Treatment with senicapoc in a porcine model of acute respiratory distress syndrome

Background: Senicapoc is a potent and selective blocker of KCa3.1, a calcium-activated Potassium Channel of intermediate conductance. In the present study, we investigated whether there is a beneficial effect of senicapoc in a large animal model of acute respiratory distress syndrome (ARDS). The primary end point was the PaO₂/FiO₂ ratio.

Methods: ARDS was induced in female pigs (42-49 kg) by repeated lung lavages followed by injurious mechanical ventilation. Animals were then randomly assigned to vehicle (n = 9) or intravenous senicapoc (10 mg, n = 9) and received lung-protective ventilation for 6 h.

Results: Final senicapoc plasma concentrations were 67 ± 18 nM (n = 9). Senicapoc failed to change the primary endpoint PaO₂/FiO₂ ratio (senicapoc, 133 ± 23 mmHg; vehicle, 149 ± 68 mmHg). Lung compliance remained similar in the two groups. Senicapoc reduced the level of white blood cells and neutrophils, while the proinflammatory cytokines TNFα, IL-1β, and IL-6 in the bronchoalveolar lavage fluid were unaltered 6 h after induction of the lung injury. Senicapoc-treatment reduced the level of neutrophils in the alveolar space but with no difference between groups in the cumulative lung injury score. Histological analysis of pulmonary hemorrhage indicated a positive effect of senicapoc on alveolar-capillary barrier function, but this was not supported by measurements of albumin content and total protein in the bronchoalveolar lavage fluid.

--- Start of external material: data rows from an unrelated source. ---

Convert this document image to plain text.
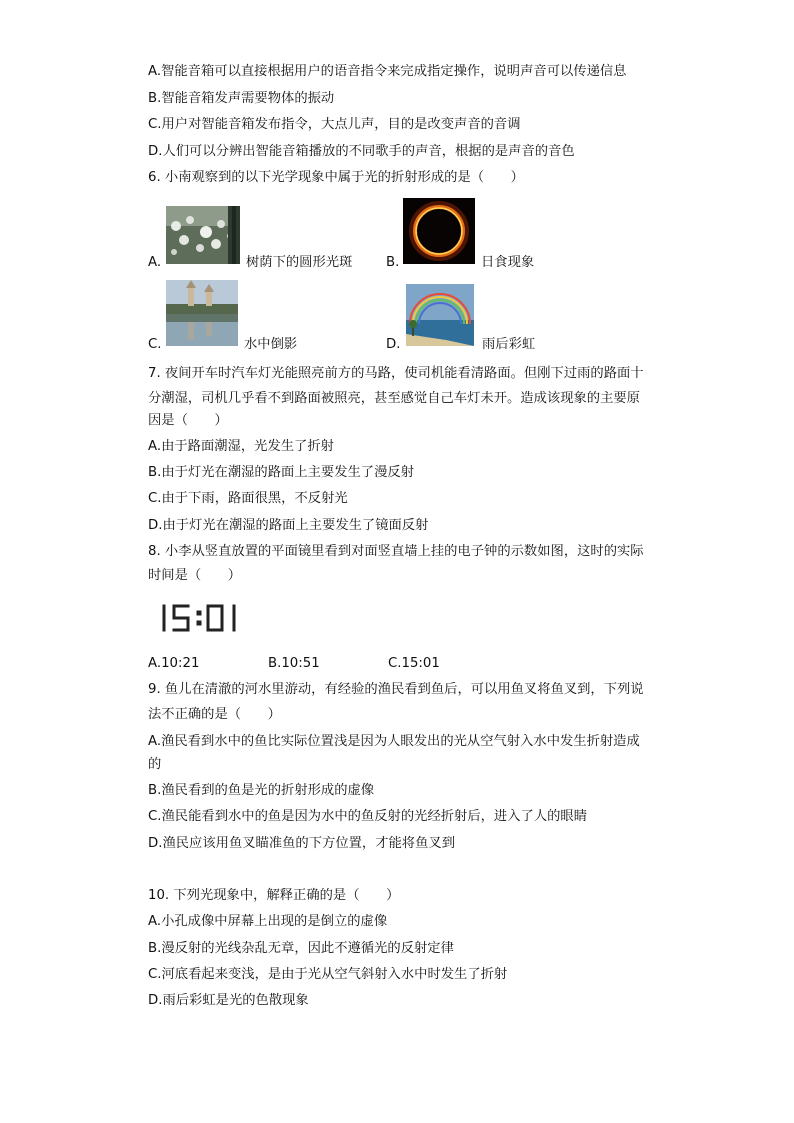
A.智能音箱可以直接根据用户的语音指令来完成指定操作，说明声音可以传递信息
B.智能音箱发声需要物体的振动
C.用户对智能音箱发布指令，大点儿声，目的是改变声音的音调
D.人们可以分辨出智能音箱播放的不同歌手的声音，根据的是声音的音色
6. 小南观察到的以下光学现象中属于光的折射形成的是（　　）
A.	树荫下的圆形光斑	B.	日食现象
C.	水中倒影	D.	雨后彩虹
7. 夜间开车时汽车灯光能照亮前方的马路，使司机能看清路面。但刚下过雨的路面十
分潮湿，司机几乎看不到路面被照亮，甚至感觉自己车灯未开。造成该现象的主要原
因是（　　）
A.由于路面潮湿，光发生了折射
B.由于灯光在潮湿的路面上主要发生了漫反射
C.由于下雨，路面很黑，不反射光
D.由于灯光在潮湿的路面上主要发生了镜面反射
8. 小李从竖直放置的平面镜里看到对面竖直墙上挂的电子钟的示数如图，这时的实际
时间是（　　）
A.10:21	B.10:51	C.15:01
9. 鱼儿在清澈的河水里游动，有经验的渔民看到鱼后，可以用鱼叉将鱼叉到，下列说
法不正确的是（　　）
A.渔民看到水中的鱼比实际位置浅是因为人眼发出的光从空气射入水中发生折射造成
的
B.渔民看到的鱼是光的折射形成的虚像
C.渔民能看到水中的鱼是因为水中的鱼反射的光经折射后，进入了人的眼睛
D.渔民应该用鱼叉瞄准鱼的下方位置，才能将鱼叉到
10. 下列光现象中，解释正确的是（　　）
A.小孔成像中屏幕上出现的是倒立的虚像
B.漫反射的光线杂乱无章，因此不遵循光的反射定律
C.河底看起来变浅，是由于光从空气斜射入水中时发生了折射
D.雨后彩虹是光的色散现象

Conclusions: In summary, senicapoc failed to improve the primary endpoint PaO₂/FiO₂ ratio, but reduced pulmonary hemorrhage and the influx of neutrophils into the lung. These findings open the perspective that blocking KCa3.1 channels is a potential treatment to reduce alveolar neutrophil accumulation and improve long-term outcome in ARDS.